The Strangers performed their own material on weekly basis throughout the life of the show. They notably secured one of the first sponsorship deals in Australian pop and were provided with a set of distinctive "El Toro" model electric guitars and basses made by the noted Melbourne-based luthier Maton. Strangers singer-guitarist John Farrar became a prominent session arranger in the late 1960s before moving overseas and achieving great international success in the 1970s and beyond as a producer for Olivia Newton-John. He also wrote two songs for the soundtrack of the film version of the Broadway musical Grease, which became the biggest hits of the movie.

==Record label==
Coinciding with the premiere of the TV series, production team DYT launched their own record label, Go!! Records, and The Go!! Show frequently cross-promoted acts signed to the label. Unconnected pop magazine Go-Set (1966–1974) which coincidentally shared the "Go" brand and market formed a marketing triumvirate.

Although it was extremely popular, attracting as many as 400,000 viewers each week, The Go!! Show was cancelled suddenly in August 1967 after more than 200 episodes, at virtually the same time as the axing of Kommotion.

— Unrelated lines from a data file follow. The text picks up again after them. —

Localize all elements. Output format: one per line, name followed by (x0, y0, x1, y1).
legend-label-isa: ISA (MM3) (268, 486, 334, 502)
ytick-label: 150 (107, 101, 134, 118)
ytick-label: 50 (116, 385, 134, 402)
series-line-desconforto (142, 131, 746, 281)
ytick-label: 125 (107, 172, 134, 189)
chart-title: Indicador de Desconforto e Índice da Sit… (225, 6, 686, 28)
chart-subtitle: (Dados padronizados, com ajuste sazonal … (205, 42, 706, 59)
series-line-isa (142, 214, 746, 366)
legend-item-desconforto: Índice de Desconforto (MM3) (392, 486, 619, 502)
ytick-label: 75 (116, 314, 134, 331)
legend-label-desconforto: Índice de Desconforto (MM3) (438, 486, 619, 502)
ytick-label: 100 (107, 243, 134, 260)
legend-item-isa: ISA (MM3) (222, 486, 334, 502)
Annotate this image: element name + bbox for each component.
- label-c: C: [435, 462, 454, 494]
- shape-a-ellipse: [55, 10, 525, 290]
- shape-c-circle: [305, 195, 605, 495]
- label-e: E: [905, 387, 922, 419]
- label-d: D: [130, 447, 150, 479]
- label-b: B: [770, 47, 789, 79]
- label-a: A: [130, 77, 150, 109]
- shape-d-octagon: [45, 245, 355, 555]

According to Kommotion host Ken Sparkes, the main cause was the imposition of an Actors Equity ban on miming in TV programs, which effectively put both shows out of business.

Like most pop shows of the time, it was customary for performers to mime to a recording of their latest hit; Kommotion typically used commercial recordings of current hits, whereas Go!! (like the BBC's Top of the Pops) often used pre-taped tracks specially recorded for the show. With the cancellation of the series the Go!! label soon folded since its main means of promotion had been removed.

The network replaced the cancelled shows with a new Saturday morning pop show, Uptight, which was nationally networked; it ran until the end of 1969 when it was 'rebranded' as Happening '70 (followed by Happening '71 and '72).

==Surviving episodes==
Like most other Australian TV shows from this period, there is very little surviving archival material from The Go!! Show. Most of the more than 200 episodes were subsequently destroyed when the network archives ran out of storage space, although numerous fragments and several entire programs have survived. The exact amount of remaining footage is uncertain, but at least seven episodes from late 1966 are known to have survived in their entirety. This material was copied from tapes in the archive sometime in the late 1990s and circulated widely among collectors over the next few years; some clips have since made their way onto YouTube.